Were I the late Joseph Campbell, who devoted his life to exploring how myths are not arbitrary shaggy dog stories but speak to the hunger for meaning deep within our species, I would will my spirit to return from the Land of the Dead, raise my hollowed body from my grave, and pelt this movie with rotten lotuses.
The director's deficiencies as a visual storyteller are also on fine display. Shyamalan doesn't establish a fairy tale setting for his stick-characters to inhabit because his fragmented images consistently cheat screen space. They're crowded, claustrophobic and disconnected from one another so that you can't quite tell where anybody is in relationship to anybody or anything else from one moment to the next. This is a sure way to destroy plausibility and suspense, and it's fatal to the apartment building pool party that should have been the movie's pulse-pounding climactic set piece. Shyamalan could learn from Spielberg and Brian De Palma about how to shoot these kinds of sequences, where characters move along fateful vectors toward their rendezvous with Destiny, meeting or missing one another at key moments. Check out "Carrie," "Munich," "The Untouchables"...
Eventually, Mr. Heep must summon the residents of The Cove and assign them the required roles in the story: The Healer, The Guide, The Guild. To get Story the narf back home again, it takes not just an Eatlon, it takes a Village. There's a ridiculous scene (in a not altogether bad way), where Jeffrey Wright (standing in for the auteur?) tries to extrapolate clues from a folded newspaper, prompting one of the tenants to exclaim: "Wow! He's hearing the voice of god from a crossword puzzle!" This is the closest "Lady in the Water" gets to a solid, provocative idea -- that we humans are stumbling in the dark, looking for signs and stories we can interpret to give meaning to a meaningless existence -- but, as executed, it just tips the movie's hand and shows us its cards. And in a game of Three-Card Monte like this, that's an illusion-shattering mistake.
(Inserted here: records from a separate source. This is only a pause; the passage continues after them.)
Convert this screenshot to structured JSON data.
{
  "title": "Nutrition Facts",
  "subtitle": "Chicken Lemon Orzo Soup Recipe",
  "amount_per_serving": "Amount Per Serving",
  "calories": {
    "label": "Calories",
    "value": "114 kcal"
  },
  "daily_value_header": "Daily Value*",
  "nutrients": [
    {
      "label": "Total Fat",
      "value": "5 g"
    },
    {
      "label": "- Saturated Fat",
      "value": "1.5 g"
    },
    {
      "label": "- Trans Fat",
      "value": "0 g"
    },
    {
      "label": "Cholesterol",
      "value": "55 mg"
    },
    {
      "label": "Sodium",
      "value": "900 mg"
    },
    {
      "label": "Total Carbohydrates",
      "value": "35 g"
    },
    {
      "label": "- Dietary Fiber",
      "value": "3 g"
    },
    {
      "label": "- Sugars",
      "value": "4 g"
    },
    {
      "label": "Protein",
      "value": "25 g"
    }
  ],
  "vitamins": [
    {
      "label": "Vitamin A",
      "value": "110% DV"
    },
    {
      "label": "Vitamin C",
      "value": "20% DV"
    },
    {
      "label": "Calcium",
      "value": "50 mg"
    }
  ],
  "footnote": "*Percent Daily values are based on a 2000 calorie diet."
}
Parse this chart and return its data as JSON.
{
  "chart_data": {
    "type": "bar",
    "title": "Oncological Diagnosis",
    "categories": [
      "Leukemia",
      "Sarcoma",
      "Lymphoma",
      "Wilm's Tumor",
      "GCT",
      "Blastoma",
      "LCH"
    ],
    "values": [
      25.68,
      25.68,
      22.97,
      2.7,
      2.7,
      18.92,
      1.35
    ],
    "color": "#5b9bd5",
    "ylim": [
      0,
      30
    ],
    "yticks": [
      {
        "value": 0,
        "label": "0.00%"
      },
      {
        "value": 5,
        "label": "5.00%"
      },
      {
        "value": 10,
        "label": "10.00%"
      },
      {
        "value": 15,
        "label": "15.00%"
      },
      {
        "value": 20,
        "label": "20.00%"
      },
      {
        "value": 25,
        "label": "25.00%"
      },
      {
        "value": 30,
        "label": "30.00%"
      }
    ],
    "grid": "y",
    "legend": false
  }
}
In the end, Shyamalan takes his fantasy revenge against those damnable critics who try to explain everything in terms of archetypes and clichés by attacking his modular critic with an archetypal cliché. Having seen his share of hackneyed horror films, Mr. Farber describes and critiques his own (predictable) final scene in the film even as it is taking place. And, like Giamatti, Balaban is so good he almost pulls it off.
But honestly, the movie doesn't give Mr. Farber enough credit. Shyamalan told S.T. VanAirsdale at The Reeler: "Well, the movie is about storytelling. And so, you know, the idea's about honoring storytelling again and giving it reverence. And this particular guy [Mr. Farber] who thinks he's an expert on it is leading people in the wrong way."
In truth, that's not what happens at all. Mr. Heep asks the critic's advice (without telling him why) about storytelling conventions to help him identify what kinds of people might conform to the roles in the bedtime story. When things go wrong, Mr. Farber gets the blame. (“What kind of person would be so arrogant as to presume the intention of another human being?" exclaims an outraged tenant. I don't know. A screenwriter, maybe?) But the movie ends up confirming that the critic was right all along. Mr. Heep has, in fact, misinterpreted the perfectly sound information Mr. Farber has given him, without which there would be no happy ending. (Doesn't that, in fact make Heep the real critic -- the Misinterpreter?)